We incorporate the conditional value-at-risk (CVaR) quantity into a generalized class of Pickands estimators. By introducing CVaR, the newly developed estimators not only retain the desirable properties of consistency, location, and scale invariance inherent to Pickands estimators, but also achieve a reduction in mean squared error (MSE). To address the issue of sensitivity to the choice of the number of top order statistics used for the estimation, and ensure robust estimation, which are crucial in practice, we first propose a beta measure, which is a modified beta density function, to smooth the estimator. Then, we develop an algorithm to approximate the asymptotic mean squared error (AMSE) and determine the optimal beta measure that minimizes AMSE. A simulation study involving a wide range of distributions shows that our estimators have good and highly stable finite-sample performance and compare favorably with the other estimators.

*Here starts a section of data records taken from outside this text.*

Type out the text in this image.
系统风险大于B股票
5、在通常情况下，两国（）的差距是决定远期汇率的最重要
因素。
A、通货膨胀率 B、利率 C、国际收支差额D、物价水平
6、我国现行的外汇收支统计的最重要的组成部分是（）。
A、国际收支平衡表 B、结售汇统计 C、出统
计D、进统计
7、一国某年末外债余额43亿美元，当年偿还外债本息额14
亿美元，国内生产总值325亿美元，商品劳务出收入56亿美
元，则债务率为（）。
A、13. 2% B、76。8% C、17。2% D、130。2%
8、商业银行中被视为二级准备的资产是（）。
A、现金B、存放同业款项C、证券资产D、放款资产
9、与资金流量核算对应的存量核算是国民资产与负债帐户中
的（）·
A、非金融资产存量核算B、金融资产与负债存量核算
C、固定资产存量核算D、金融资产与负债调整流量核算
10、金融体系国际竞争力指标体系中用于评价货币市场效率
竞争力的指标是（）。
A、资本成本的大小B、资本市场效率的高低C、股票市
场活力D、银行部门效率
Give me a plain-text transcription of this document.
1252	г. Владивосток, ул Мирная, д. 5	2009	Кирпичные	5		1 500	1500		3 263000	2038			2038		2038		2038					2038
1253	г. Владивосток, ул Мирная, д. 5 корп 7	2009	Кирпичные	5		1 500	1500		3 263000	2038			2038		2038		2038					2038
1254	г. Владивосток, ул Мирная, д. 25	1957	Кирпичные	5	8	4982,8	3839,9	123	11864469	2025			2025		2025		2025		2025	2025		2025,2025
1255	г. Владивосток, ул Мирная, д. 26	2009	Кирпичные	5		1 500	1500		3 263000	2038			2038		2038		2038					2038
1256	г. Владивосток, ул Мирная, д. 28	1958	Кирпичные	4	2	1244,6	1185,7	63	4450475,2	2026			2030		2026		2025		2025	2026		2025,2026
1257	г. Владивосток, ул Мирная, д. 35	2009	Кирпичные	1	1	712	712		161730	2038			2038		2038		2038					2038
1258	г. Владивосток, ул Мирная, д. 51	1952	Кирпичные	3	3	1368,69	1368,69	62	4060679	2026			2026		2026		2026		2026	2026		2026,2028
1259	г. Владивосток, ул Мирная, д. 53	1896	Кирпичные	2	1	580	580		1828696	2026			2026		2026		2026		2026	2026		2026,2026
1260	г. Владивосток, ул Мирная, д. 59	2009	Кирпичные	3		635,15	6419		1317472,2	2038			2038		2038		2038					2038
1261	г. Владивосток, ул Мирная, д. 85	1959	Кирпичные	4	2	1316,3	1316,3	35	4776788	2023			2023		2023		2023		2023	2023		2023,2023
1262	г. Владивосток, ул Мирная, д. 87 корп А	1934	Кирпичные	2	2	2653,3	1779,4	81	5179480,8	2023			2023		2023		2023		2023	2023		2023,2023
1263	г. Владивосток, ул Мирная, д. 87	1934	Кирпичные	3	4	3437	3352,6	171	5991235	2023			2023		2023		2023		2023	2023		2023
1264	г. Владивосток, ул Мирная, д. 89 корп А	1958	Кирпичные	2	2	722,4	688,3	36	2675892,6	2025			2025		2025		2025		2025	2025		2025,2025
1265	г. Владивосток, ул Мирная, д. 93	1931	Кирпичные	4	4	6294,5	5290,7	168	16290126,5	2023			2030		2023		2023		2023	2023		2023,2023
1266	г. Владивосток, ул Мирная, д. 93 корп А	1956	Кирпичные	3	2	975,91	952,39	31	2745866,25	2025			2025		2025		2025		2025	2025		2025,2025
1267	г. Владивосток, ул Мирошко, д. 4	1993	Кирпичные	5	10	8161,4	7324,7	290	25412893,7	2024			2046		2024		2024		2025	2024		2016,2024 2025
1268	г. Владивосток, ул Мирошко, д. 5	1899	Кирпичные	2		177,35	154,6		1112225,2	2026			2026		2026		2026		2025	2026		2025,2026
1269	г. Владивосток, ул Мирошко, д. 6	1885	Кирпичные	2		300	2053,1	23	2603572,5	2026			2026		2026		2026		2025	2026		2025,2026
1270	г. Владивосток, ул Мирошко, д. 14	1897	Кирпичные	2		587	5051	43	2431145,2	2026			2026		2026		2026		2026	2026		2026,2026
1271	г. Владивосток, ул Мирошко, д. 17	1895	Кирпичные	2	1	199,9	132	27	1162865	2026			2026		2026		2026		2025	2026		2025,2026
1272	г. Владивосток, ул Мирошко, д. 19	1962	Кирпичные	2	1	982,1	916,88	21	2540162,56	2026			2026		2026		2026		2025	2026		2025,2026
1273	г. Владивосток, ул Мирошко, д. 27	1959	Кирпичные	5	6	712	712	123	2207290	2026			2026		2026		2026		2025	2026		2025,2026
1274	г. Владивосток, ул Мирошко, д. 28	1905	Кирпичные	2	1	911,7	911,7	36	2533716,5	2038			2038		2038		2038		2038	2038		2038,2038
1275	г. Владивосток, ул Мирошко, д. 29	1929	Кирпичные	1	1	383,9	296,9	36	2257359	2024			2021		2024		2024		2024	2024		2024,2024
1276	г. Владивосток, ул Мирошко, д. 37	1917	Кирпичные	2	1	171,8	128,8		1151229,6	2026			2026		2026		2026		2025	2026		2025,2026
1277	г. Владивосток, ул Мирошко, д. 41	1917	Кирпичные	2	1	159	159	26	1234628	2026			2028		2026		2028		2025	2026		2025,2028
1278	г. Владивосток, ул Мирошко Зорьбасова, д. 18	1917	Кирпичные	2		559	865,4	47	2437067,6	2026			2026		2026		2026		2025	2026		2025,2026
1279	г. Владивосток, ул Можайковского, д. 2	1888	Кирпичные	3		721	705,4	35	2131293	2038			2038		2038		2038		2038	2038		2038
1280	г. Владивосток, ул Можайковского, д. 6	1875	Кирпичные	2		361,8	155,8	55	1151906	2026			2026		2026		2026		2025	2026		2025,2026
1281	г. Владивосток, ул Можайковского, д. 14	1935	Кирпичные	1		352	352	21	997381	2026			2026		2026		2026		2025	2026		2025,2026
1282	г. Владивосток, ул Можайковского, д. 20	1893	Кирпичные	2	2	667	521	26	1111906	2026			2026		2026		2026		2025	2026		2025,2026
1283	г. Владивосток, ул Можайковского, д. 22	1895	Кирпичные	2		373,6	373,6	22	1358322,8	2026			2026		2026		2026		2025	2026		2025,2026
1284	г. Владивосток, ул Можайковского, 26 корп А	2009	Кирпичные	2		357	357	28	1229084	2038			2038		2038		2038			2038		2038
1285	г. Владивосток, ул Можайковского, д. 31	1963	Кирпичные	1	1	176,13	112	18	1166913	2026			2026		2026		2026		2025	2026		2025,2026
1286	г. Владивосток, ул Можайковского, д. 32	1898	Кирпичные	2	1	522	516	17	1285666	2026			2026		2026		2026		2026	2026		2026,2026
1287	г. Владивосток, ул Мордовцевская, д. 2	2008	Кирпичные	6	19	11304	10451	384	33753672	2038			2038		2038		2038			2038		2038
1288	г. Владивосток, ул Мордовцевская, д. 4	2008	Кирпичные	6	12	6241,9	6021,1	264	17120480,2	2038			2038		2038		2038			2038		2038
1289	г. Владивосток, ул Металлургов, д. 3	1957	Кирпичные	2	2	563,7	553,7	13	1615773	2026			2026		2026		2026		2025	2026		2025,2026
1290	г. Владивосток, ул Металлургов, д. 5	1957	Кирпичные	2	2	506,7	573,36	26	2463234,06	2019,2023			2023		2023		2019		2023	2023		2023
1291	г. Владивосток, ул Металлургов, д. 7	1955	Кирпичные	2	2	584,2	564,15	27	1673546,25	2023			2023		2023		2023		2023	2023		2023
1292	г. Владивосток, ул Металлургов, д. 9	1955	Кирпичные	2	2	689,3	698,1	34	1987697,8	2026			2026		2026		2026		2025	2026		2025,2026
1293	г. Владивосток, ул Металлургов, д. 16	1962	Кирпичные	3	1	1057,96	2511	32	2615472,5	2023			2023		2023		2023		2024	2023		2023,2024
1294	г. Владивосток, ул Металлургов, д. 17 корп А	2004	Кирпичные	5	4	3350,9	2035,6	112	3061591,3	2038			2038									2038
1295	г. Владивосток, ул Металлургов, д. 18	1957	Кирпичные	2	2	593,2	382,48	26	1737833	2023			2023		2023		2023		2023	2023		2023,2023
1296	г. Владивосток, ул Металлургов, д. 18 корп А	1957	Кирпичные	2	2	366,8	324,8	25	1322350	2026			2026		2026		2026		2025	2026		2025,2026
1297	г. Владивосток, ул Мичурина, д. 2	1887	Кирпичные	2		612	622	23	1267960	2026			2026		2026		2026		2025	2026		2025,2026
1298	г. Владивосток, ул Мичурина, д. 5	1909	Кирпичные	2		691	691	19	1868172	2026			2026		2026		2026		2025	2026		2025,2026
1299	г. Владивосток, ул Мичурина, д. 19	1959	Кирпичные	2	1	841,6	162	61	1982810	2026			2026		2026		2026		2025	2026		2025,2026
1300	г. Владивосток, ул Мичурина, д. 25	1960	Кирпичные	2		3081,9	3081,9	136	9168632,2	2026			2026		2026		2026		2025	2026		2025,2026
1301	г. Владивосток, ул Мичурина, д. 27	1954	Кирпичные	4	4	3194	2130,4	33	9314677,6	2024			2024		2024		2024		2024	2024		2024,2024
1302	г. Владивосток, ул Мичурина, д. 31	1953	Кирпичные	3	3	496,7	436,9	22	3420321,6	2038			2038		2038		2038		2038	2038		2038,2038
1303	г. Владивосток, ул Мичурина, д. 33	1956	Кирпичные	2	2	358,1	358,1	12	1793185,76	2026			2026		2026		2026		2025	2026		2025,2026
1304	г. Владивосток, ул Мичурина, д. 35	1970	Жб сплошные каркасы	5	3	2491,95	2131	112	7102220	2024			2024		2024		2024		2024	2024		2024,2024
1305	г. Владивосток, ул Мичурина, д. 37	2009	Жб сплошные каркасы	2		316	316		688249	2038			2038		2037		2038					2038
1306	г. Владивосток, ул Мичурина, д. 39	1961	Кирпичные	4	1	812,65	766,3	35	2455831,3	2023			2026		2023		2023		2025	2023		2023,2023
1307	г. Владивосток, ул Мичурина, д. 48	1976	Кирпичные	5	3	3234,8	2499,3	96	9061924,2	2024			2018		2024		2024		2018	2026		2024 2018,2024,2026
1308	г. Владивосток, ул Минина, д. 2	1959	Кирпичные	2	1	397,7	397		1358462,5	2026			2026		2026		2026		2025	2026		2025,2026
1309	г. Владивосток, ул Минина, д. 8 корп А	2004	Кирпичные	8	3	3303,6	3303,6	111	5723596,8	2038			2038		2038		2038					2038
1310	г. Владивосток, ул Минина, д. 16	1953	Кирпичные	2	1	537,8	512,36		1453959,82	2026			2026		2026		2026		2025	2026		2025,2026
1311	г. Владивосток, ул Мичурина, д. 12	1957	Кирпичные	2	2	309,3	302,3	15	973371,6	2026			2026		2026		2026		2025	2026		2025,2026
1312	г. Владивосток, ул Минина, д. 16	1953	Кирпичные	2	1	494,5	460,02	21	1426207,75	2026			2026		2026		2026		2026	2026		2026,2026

翻译：本文将条件风险价值（CVaR）量纳入广义Pickands估计量类中。通过引入CVaR，新开发的估计量不仅保留了Pickands估计量固有的相合性、位置与尺度不变性等优良性质，还实现了均方误差（MSE）的降低。为解决估计过程对所用顶端次序统计量个数选择的敏感性问题，并确保实际应用中至关重要的稳健估计，我们首先提出一种贝塔测度——即修正的贝塔密度函数——以平滑估计量。随后，我们开发了一种算法来近似渐近均方误差（AMSE），并确定使AMSE最小化的最优贝塔测度。涵盖广泛分布的模拟研究表明，我们的估计量具有良好的、高度稳定的有限样本性能，并优于其他估计量。